Case Studies - User Stories
I. Data-Driven CRM
Summary: many B2C-companies are interested in an automized and model-free statistical analysis of market research data, that maps the customer's features to features of a purchased product or a service, which allows companies to understand their different types of customers. Because only a model-free approach has the fleibility to cope with upcomming new data with new features.
Keywords: identification of hidden customer groups based on different behavioral trends, development of individual pricing strategies
Description: market research is notoriously difficult. One of the key tasks of modern market research is to deliver data based customer insight. Detailed and in time insights from complaints, sales rates or customer satisfaction are required to constantly update the product features, its price and the customer journey to the changing markets in a repeatable and verifiable way. However:
- The necessary effort in the natural language processing, that is required to algorithmically evaluate Q&A-polls can be tedious, costly or beyond the technical capacities of a company.
- In most cases product ratings and available online data about market niches are mostly either outdated, biased by purchased evaluations, misleading or not properly adapted to the individual use case. Hence these cases the data are useless.
But that is not the only problem: normaly market research should let a company reduce risks if a reliable personalisation of the customer's data-based journey to the product can be realized. So gathering demographic information to better understand opportunities and limitations for gaining customers can be extremely helpful in order to identify barriers that may hinder the customers from purchasing. However there are well known, and not too small hiccups:
- Sometimes tacitly potential customers and markets loose the match with the classical acquisition strategies.
- In other cases some customer features, that have been proven to be strong drivers for purchasing in different cases, can be combined and indicate the existence of a hidden group of new potential customers, that have been not addressed until now - neither by product features nor by marketing. But no one noticed that.
Finally in market research it is found empirically that the search for the ideal price is not about searching for the highest or lowest possible price under certain conditions for the customer. It is more about making margins with some customers, who do not care about the prize, and to go almost without any margins with customers who do. But obviously it is not to be expected, that customers will openly disclose what price they would accept under selected conditions. Normaly that makes individual pricing almost impossible.
As a consequence every company's economic success is dependent on asking a series of simple questions or presenting statements to customers for evaluation their services or purchased product. Particularly online polls based on numbers are short and easy enough, such that customers are willing to answer multiples questions repeatedly. Such polls provide responses in terms of natural numbers, having the data format of an integer and representing the degree of consent. Such data are located on a so-called Likert scale: one star typically indicates least agreement with a poll statement and e.g. nine stars indicate the most agreement.

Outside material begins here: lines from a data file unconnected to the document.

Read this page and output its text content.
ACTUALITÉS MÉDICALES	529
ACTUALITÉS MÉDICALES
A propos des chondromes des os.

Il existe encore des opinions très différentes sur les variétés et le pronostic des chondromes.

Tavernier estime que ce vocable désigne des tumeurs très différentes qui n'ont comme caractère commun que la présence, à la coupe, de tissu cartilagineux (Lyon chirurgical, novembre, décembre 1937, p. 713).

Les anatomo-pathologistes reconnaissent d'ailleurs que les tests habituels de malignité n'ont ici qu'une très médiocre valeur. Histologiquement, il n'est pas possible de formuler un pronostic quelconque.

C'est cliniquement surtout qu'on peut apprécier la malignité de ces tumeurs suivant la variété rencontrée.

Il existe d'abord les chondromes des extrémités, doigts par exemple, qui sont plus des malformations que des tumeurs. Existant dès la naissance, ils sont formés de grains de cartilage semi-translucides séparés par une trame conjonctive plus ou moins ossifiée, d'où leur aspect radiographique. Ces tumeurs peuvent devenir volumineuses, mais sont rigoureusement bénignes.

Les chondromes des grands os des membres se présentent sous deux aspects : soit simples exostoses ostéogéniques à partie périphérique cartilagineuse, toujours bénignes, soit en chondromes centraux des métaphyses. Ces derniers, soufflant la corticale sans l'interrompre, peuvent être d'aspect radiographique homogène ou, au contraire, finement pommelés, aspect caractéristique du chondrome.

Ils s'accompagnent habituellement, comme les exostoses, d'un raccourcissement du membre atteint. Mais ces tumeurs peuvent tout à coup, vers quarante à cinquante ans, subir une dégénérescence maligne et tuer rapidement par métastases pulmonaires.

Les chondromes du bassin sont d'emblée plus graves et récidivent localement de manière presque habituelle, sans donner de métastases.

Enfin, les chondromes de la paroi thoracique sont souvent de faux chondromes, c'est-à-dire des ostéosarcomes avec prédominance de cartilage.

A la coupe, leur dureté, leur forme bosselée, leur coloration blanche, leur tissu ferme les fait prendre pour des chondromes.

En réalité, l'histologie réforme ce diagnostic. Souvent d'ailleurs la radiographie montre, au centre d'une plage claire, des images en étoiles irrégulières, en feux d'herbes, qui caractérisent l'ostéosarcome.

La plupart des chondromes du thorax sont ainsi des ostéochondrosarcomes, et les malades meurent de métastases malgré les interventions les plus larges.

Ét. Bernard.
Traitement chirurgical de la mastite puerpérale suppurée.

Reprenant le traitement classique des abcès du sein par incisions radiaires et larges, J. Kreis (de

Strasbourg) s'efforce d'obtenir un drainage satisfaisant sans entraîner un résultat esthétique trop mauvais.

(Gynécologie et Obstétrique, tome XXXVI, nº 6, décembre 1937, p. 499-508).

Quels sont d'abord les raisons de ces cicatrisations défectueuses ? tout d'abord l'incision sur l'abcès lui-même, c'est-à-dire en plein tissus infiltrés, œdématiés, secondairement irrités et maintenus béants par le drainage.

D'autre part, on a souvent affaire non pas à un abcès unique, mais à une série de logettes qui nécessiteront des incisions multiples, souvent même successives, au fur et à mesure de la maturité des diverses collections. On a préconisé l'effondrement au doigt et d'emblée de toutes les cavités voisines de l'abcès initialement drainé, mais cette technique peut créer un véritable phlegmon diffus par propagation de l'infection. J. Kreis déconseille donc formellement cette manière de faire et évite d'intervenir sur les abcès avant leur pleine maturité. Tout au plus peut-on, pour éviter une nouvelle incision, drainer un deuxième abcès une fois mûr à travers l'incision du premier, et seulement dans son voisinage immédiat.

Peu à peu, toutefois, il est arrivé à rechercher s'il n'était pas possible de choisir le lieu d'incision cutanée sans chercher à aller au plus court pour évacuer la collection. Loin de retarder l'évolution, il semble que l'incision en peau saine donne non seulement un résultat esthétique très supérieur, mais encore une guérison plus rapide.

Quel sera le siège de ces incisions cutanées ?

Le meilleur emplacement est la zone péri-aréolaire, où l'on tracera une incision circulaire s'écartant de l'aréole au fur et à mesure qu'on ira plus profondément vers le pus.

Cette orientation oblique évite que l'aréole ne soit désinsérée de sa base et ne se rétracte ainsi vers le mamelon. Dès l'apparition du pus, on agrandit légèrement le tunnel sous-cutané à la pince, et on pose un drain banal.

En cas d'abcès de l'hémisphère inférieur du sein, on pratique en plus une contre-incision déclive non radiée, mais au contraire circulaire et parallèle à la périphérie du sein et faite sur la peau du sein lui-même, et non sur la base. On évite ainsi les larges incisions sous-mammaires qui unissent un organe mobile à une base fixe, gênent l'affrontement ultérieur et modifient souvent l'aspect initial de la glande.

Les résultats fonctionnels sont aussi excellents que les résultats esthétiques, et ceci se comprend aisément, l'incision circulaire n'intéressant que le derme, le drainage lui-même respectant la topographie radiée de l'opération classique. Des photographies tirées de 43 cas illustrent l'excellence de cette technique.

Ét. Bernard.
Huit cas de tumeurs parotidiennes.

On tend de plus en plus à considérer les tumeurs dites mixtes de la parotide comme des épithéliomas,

If additionally the gathered information via such polls includes population data e.g. on age, wealth, family, interests, or anything else that might be relevant for the business, it should be possible to reconstruct a mapping from a selection of customer's features to a successful purchase of a product or a service. The subsequent algorithmic goal will be to identify groups of customers showing the same voting behavior, that has led or has led not to a purchase. This grouping will allow conclusions about beneficial updates of product features, product differentiation or design changes of the marketing strategies in order to avoid annoying customers and to increase the marketing efficiency of a company. For every company it is vivid to know all that.
From the Bird's Eye View: technical or business innovations impact the day-to-day lives of most individuals e.g., in case of the introduction of newly discovered drugs, that affects the life expectancy of many individuals. But a newly introduced product or service only becomes an innovation after it has been proven in the market - that in fact is the real bottleneck. Today the iterative process of transforming a creation or an invention into an innovation has a tremendous failure rate round about 90% or higher. And no one likes the fact that market failures of products or services are much more common than commercial successes. So innovators face two competing problems at the same time: By ignoring the customers preferences, they can run out of money. And by linking the products too closely to their customers, companies may end up creating only marginal incremental innovations, that have no chance in the market. Therefore it is part of our purpose to help innovators, companies and other startups to dramatically improve their conversion rate, consult management decisions in a data guided way and reduce the failure rate without sacrificing their technical or economic ideas.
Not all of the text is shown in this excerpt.